At least I’d picked the right country. I was thrilled to be in Thailand and dazzled by Thai culture, with its gentle appreciation of aesthetics, its spicy cuisine, and its reverence for tradition. I loved the charmingly antiquated cinematic tribute to the king, which played before the feature film in every movie house. I just needed to figure out what, if any, kind of heroine I could be in this new and very strange scenario, and then discover my storyline.

After a period of fitful acclimating to a world in which I understood approximately 4 percent of what was going on around me, I managed to land part-time work teaching English, French, and history at various schools. I found a language tutor and I found a new home on a place called the Farm—more of an untended fruit orchard than an agricultural endeavor—in a small, elevated teak house with an outdoor kitchen and a bare pipe poking out of the ground for a sink. It felt authentically Thai rather than tourist-friendly, and I even found a Thai roommate, a minuscule college student named Nai Noi. Or she found me.

Nai Noi was a “play” name meaning Sir Small; her real name, Acheeraya, meant “genius.” All Thais have an official given name, used infrequently, and a descriptive play name, like Sweet or Fat or Water Heart (which meant generous). Though she was an English major at Chiang Mai University, Nai Noi was unlike anyone I’d encountered in college. She was in her sixth year after changing majors, and she still had two years to go. She seemed to never read any of the assigned books nor did she want to read mine, rarely did homework, and didn’t once ask me for help. Having dated a student on the Princeton in Asia program a couple of years earlier, she was completely fluent in English anyway.

We weren’t alone. There were scorpions in our backyard and a large geckolike creature called a Toogaeh who lived under the eave of the roof and croaked out “Too gaeh, too gaeh, too gaeh … gaeh,” the final syllable sounding a note of weary melancholia, every night at exactly ten thirty, poking out its head to bid us good night. When I woke up my first morning there and instinctively grabbed the glass of water I’d set by the book on my nightstand, my hand tingled. I half opened an eye. Just inches from my face, my hand was pulsating within a swarm of black ants. “Get out of our water,” they said.

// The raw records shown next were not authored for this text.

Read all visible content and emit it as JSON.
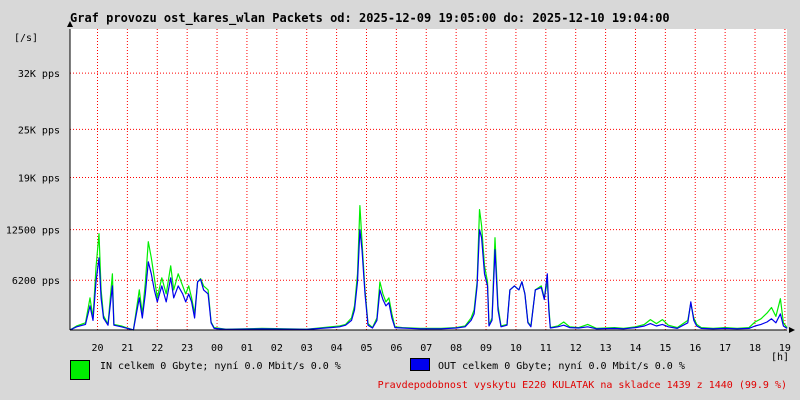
{
  "title": "Graf provozu ost_kares_wlan Packets od: 2025-12-09 19:05:00 do: 2025-12-10 19:04:00",
  "colors": {
    "in": "#00ee00",
    "out": "#0000ee",
    "grid": "#ff0000",
    "footer": "#e00000"
  },
  "legend": {
    "in": "IN celkem 0 Gbyte; nyní   0.0 Mbit/s 0.0 %",
    "out": "OUT celkem 0 Gbyte; nyní   0.0 Mbit/s 0.0 %"
  },
  "footer": "Pravdepodobnost vyskytu E220 KULATAK na skladce 1439 z 1440 (99.9 %)",
  "chart_data": {
    "type": "area",
    "yunit": "[/s]",
    "xunit": "[h]",
    "yticks": [
      {
        "value": 6200,
        "label": "6200 pps"
      },
      {
        "value": 12500,
        "label": "12500 pps"
      },
      {
        "value": 19000,
        "label": "19K pps"
      },
      {
        "value": 25000,
        "label": "25K pps"
      },
      {
        "value": 32000,
        "label": "32K pps"
      }
    ],
    "ylim": [
      0,
      37500
    ],
    "xlim": [
      19.08,
      43.07
    ],
    "xticks": [
      "20",
      "21",
      "22",
      "23",
      "00",
      "01",
      "02",
      "03",
      "04",
      "05",
      "06",
      "07",
      "08",
      "09",
      "10",
      "11",
      "12",
      "13",
      "14",
      "15",
      "16",
      "17",
      "18",
      "19"
    ],
    "xtick_hours": [
      20,
      21,
      22,
      23,
      24,
      25,
      26,
      27,
      28,
      29,
      30,
      31,
      32,
      33,
      34,
      35,
      36,
      37,
      38,
      39,
      40,
      41,
      42,
      43
    ],
    "grid": true,
    "series": [
      {
        "key": "in",
        "points": [
          [
            19.08,
            0
          ],
          [
            19.3,
            500
          ],
          [
            19.6,
            900
          ],
          [
            19.75,
            4000
          ],
          [
            19.85,
            1500
          ],
          [
            19.95,
            7800
          ],
          [
            20.05,
            12000
          ],
          [
            20.12,
            5000
          ],
          [
            20.2,
            1800
          ],
          [
            20.35,
            700
          ],
          [
            20.5,
            7000
          ],
          [
            20.55,
            700
          ],
          [
            20.8,
            500
          ],
          [
            21.2,
            0
          ],
          [
            21.4,
            5000
          ],
          [
            21.5,
            2000
          ],
          [
            21.6,
            5800
          ],
          [
            21.7,
            11000
          ],
          [
            21.8,
            9000
          ],
          [
            21.9,
            6500
          ],
          [
            22.0,
            4000
          ],
          [
            22.15,
            6500
          ],
          [
            22.3,
            4500
          ],
          [
            22.45,
            8000
          ],
          [
            22.55,
            5000
          ],
          [
            22.7,
            7000
          ],
          [
            22.85,
            5500
          ],
          [
            22.95,
            4500
          ],
          [
            23.05,
            5500
          ],
          [
            23.15,
            4000
          ],
          [
            23.25,
            2000
          ],
          [
            23.35,
            6000
          ],
          [
            23.45,
            6400
          ],
          [
            23.55,
            5500
          ],
          [
            23.7,
            5000
          ],
          [
            23.8,
            1000
          ],
          [
            23.9,
            300
          ],
          [
            24.3,
            100
          ],
          [
            25.5,
            200
          ],
          [
            27.0,
            100
          ],
          [
            27.8,
            400
          ],
          [
            28.1,
            500
          ],
          [
            28.3,
            700
          ],
          [
            28.5,
            1500
          ],
          [
            28.6,
            3000
          ],
          [
            28.7,
            7000
          ],
          [
            28.78,
            15500
          ],
          [
            28.85,
            11000
          ],
          [
            28.95,
            5000
          ],
          [
            29.05,
            800
          ],
          [
            29.2,
            300
          ],
          [
            29.35,
            1500
          ],
          [
            29.45,
            6000
          ],
          [
            29.55,
            4500
          ],
          [
            29.65,
            3500
          ],
          [
            29.75,
            4000
          ],
          [
            29.85,
            2000
          ],
          [
            29.95,
            400
          ],
          [
            30.2,
            300
          ],
          [
            30.8,
            200
          ],
          [
            31.5,
            200
          ],
          [
            32.0,
            300
          ],
          [
            32.3,
            500
          ],
          [
            32.5,
            1500
          ],
          [
            32.6,
            2500
          ],
          [
            32.7,
            6000
          ],
          [
            32.78,
            15000
          ],
          [
            32.85,
            13000
          ],
          [
            32.95,
            8000
          ],
          [
            33.05,
            6000
          ],
          [
            33.1,
            600
          ],
          [
            33.2,
            1500
          ],
          [
            33.3,
            11500
          ],
          [
            33.4,
            3000
          ],
          [
            33.5,
            500
          ],
          [
            33.7,
            700
          ],
          [
            33.8,
            5000
          ],
          [
            33.95,
            5500
          ],
          [
            34.1,
            5000
          ],
          [
            34.2,
            6000
          ],
          [
            34.3,
            4500
          ],
          [
            34.4,
            1000
          ],
          [
            34.5,
            500
          ],
          [
            34.65,
            5000
          ],
          [
            34.85,
            5500
          ],
          [
            34.95,
            4000
          ],
          [
            35.05,
            6000
          ],
          [
            35.1,
            3000
          ],
          [
            35.15,
            300
          ],
          [
            35.4,
            500
          ],
          [
            35.6,
            1000
          ],
          [
            35.8,
            400
          ],
          [
            36.1,
            300
          ],
          [
            36.4,
            700
          ],
          [
            36.7,
            200
          ],
          [
            37.3,
            300
          ],
          [
            37.6,
            200
          ],
          [
            38.0,
            400
          ],
          [
            38.3,
            700
          ],
          [
            38.5,
            1300
          ],
          [
            38.7,
            800
          ],
          [
            38.9,
            1300
          ],
          [
            39.1,
            600
          ],
          [
            39.4,
            300
          ],
          [
            39.75,
            1200
          ],
          [
            39.85,
            3300
          ],
          [
            39.95,
            1500
          ],
          [
            40.05,
            700
          ],
          [
            40.2,
            300
          ],
          [
            40.6,
            200
          ],
          [
            41.0,
            300
          ],
          [
            41.4,
            200
          ],
          [
            41.8,
            300
          ],
          [
            42.0,
            1000
          ],
          [
            42.2,
            1400
          ],
          [
            42.4,
            2100
          ],
          [
            42.55,
            2800
          ],
          [
            42.7,
            1700
          ],
          [
            42.85,
            3900
          ],
          [
            42.95,
            900
          ],
          [
            43.07,
            300
          ]
        ]
      },
      {
        "key": "out",
        "points": [
          [
            19.08,
            0
          ],
          [
            19.3,
            400
          ],
          [
            19.6,
            700
          ],
          [
            19.75,
            3000
          ],
          [
            19.85,
            1200
          ],
          [
            19.95,
            6000
          ],
          [
            20.05,
            9000
          ],
          [
            20.12,
            4000
          ],
          [
            20.2,
            1500
          ],
          [
            20.35,
            600
          ],
          [
            20.5,
            5500
          ],
          [
            20.55,
            600
          ],
          [
            20.8,
            400
          ],
          [
            21.2,
            0
          ],
          [
            21.4,
            4000
          ],
          [
            21.5,
            1500
          ],
          [
            21.6,
            4500
          ],
          [
            21.7,
            8500
          ],
          [
            21.8,
            7000
          ],
          [
            21.9,
            5000
          ],
          [
            22.0,
            3500
          ],
          [
            22.15,
            5500
          ],
          [
            22.3,
            3500
          ],
          [
            22.45,
            6500
          ],
          [
            22.55,
            4000
          ],
          [
            22.7,
            5500
          ],
          [
            22.85,
            4500
          ],
          [
            22.95,
            3500
          ],
          [
            23.05,
            4500
          ],
          [
            23.15,
            3500
          ],
          [
            23.25,
            1500
          ],
          [
            23.35,
            6000
          ],
          [
            23.45,
            6300
          ],
          [
            23.55,
            5000
          ],
          [
            23.7,
            4500
          ],
          [
            23.8,
            900
          ],
          [
            23.9,
            200
          ],
          [
            24.3,
            80
          ],
          [
            25.5,
            150
          ],
          [
            27.0,
            80
          ],
          [
            27.8,
            300
          ],
          [
            28.1,
            400
          ],
          [
            28.3,
            600
          ],
          [
            28.5,
            1200
          ],
          [
            28.6,
            2500
          ],
          [
            28.7,
            6000
          ],
          [
            28.78,
            12500
          ],
          [
            28.85,
            10000
          ],
          [
            28.95,
            4500
          ],
          [
            29.05,
            600
          ],
          [
            29.2,
            250
          ],
          [
            29.35,
            1200
          ],
          [
            29.45,
            5000
          ],
          [
            29.55,
            3800
          ],
          [
            29.65,
            3000
          ],
          [
            29.75,
            3400
          ],
          [
            29.85,
            1500
          ],
          [
            29.95,
            300
          ],
          [
            30.2,
            250
          ],
          [
            30.8,
            150
          ],
          [
            31.5,
            150
          ],
          [
            32.0,
            250
          ],
          [
            32.3,
            400
          ],
          [
            32.5,
            1200
          ],
          [
            32.6,
            2000
          ],
          [
            32.7,
            5500
          ],
          [
            32.78,
            12500
          ],
          [
            32.85,
            11500
          ],
          [
            32.95,
            7000
          ],
          [
            33.05,
            5500
          ],
          [
            33.1,
            500
          ],
          [
            33.2,
            1200
          ],
          [
            33.3,
            10000
          ],
          [
            33.4,
            2500
          ],
          [
            33.5,
            400
          ],
          [
            33.7,
            600
          ],
          [
            33.8,
            5000
          ],
          [
            33.95,
            5500
          ],
          [
            34.1,
            5000
          ],
          [
            34.2,
            6000
          ],
          [
            34.3,
            4500
          ],
          [
            34.4,
            900
          ],
          [
            34.5,
            400
          ],
          [
            34.65,
            5000
          ],
          [
            34.85,
            5300
          ],
          [
            34.95,
            3800
          ],
          [
            35.05,
            7000
          ],
          [
            35.1,
            2500
          ],
          [
            35.15,
            250
          ],
          [
            35.4,
            400
          ],
          [
            35.6,
            600
          ],
          [
            35.8,
            300
          ],
          [
            36.1,
            250
          ],
          [
            36.4,
            400
          ],
          [
            36.7,
            150
          ],
          [
            37.3,
            200
          ],
          [
            37.6,
            150
          ],
          [
            38.0,
            300
          ],
          [
            38.3,
            500
          ],
          [
            38.5,
            800
          ],
          [
            38.7,
            500
          ],
          [
            38.9,
            700
          ],
          [
            39.1,
            400
          ],
          [
            39.4,
            200
          ],
          [
            39.75,
            900
          ],
          [
            39.85,
            3500
          ],
          [
            39.95,
            1200
          ],
          [
            40.05,
            500
          ],
          [
            40.2,
            200
          ],
          [
            40.6,
            150
          ],
          [
            41.0,
            200
          ],
          [
            41.4,
            150
          ],
          [
            41.8,
            200
          ],
          [
            42.0,
            500
          ],
          [
            42.2,
            700
          ],
          [
            42.4,
            1000
          ],
          [
            42.55,
            1400
          ],
          [
            42.7,
            900
          ],
          [
            42.85,
            2000
          ],
          [
            42.95,
            500
          ],
          [
            43.07,
            200
          ]
        ]
      }
    ]
  }
}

The ants had entered through the open wooden slats of the wall and marched in single file toward the glass alongside my bed, behind my toes, and over my pillow before plunging into my glass, pleased with the welcoming beverage I’d provided. I can’t say I welcomed them in return. It was hard to read in bed at night surrounded by the incessant movement of small shiny black creatures and even harder to fall asleep knowing of their relentless forward march, but there was no way to get rid of them in a room with open walls. They distracted me. I was reminded of a cruelty my brother Roger inflicted on me on a regular basis when we were kids: I’d be peacefully reading in bed, when, as the mood struck, he’d fling open my bedroom door, which didn’t have a proper latch, and wiggle his hand through; the peripheral movement made concentrating on the page impossible. Getting up to chase him out only compounded the interruption.

But what could be done? Killing bugs wasn’t Buddhist. If I asked Nai Noi to dispel the encroaching wilderness, she would daintily pick up the spiders that hung vertically from the shower ceiling and escort them one by one outdoors. They always came back. I learned to wrap my hand in toilet paper before flushing the toilet; its handle was inevitably teeming with ants.

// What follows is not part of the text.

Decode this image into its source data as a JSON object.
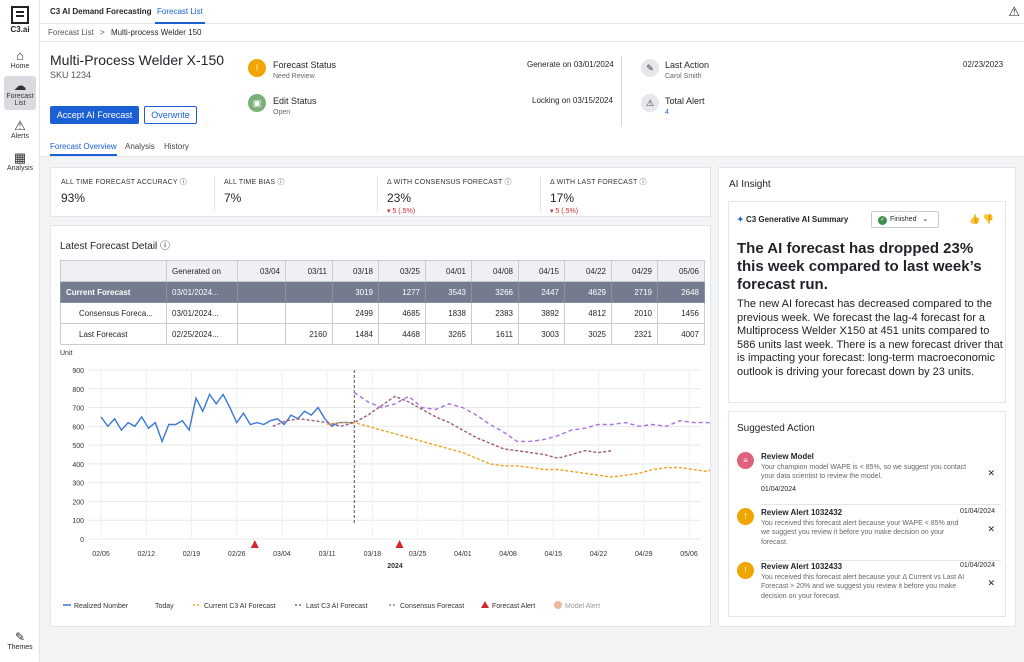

It was harder to acclimate to the giant water bug who lived behind the toilet bowl. He’d come out late at night as I sat there, determinedly confronting me from the puddled floor. (Thai bathrooms did not have separate shower stalls so the floor was always wet and often sticky.) The water bug, more like a New York City rat than a cockroach, was so large you could see into his eyes and read his defiance. After flushing I would catapult off the toilet in Olympian fashion, clearing the water bug, and, panting heavily, run back to bed and my awaiting ants.

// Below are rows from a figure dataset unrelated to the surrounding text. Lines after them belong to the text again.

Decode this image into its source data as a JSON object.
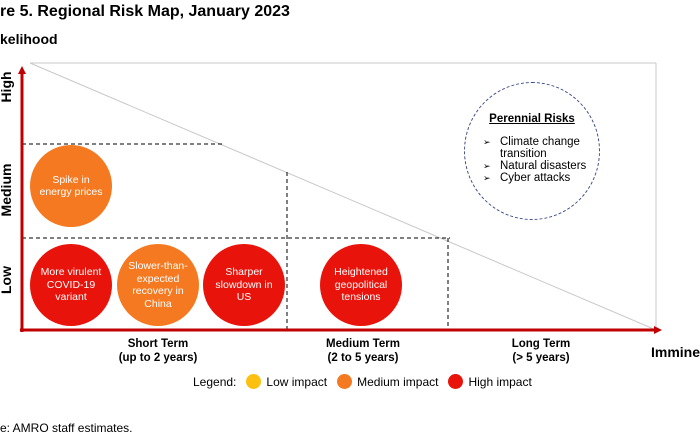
{
  "chart_data": {
    "type": "scatter",
    "title": "re 5. Regional Risk Map, January 2023",
    "ylabel": "kelihood",
    "xlabel": "Immine",
    "y_levels": [
      "Low",
      "Medium",
      "High"
    ],
    "x_periods": [
      {
        "line1": "Short Term",
        "line2": "(up to 2 years)"
      },
      {
        "line1": "Medium Term",
        "line2": "(2 to 5 years)"
      },
      {
        "line1": "Long Term",
        "line2": "(> 5 years)"
      }
    ],
    "risks": [
      {
        "label": "Spike in energy prices",
        "likelihood": "Medium",
        "term": "Short Term",
        "impact": "Medium impact"
      },
      {
        "label": "More virulent COVID-19 variant",
        "likelihood": "Low",
        "term": "Short Term",
        "impact": "High impact"
      },
      {
        "label": "Slower-than-expected recovery in China",
        "likelihood": "Low",
        "term": "Short Term",
        "impact": "Medium impact"
      },
      {
        "label": "Sharper slowdown in US",
        "likelihood": "Low",
        "term": "Short Term",
        "impact": "High impact"
      },
      {
        "label": "Heightened geopolitical tensions",
        "likelihood": "Low",
        "term": "Medium Term",
        "impact": "High impact"
      }
    ],
    "perennial": {
      "title": "Perennial Risks",
      "items": [
        "Climate change transition",
        "Natural disasters",
        "Cyber attacks"
      ]
    },
    "legend": {
      "title": "Legend:",
      "items": [
        {
          "label": "Low impact",
          "color": "#fcc010"
        },
        {
          "label": "Medium impact",
          "color": "#f47920"
        },
        {
          "label": "High impact",
          "color": "#e8130b"
        }
      ]
    }
  },
  "colors": {
    "axis": "#c00000",
    "medium": "#f47920",
    "high": "#e8130b",
    "low": "#fcc010"
  },
  "source": "e: AMRO staff estimates."
}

One night I snapped. Not fully aware of what I was doing, I grabbed Anna Karenina off my bed and brought it down with all my might on the water bug. I smote him. Turning on the spidery showerhead, I let the bloody remains swirl around in a wet mess until he was nothing more than a brackish veneer. I wiped the crushed limbs off my book cover. My heroine had come to the rescue.

When I looked up, there was Nai Noi, surveying me with her enormous Buddhist eyes. Murderer. One week later, sitting on the toilet, there was a second confrontation. A new water bug, even mightier than the first, was standing directly before me. I swear I could hear him say, “My name is Inigo Montoya. You killed my father. Prepare to die.”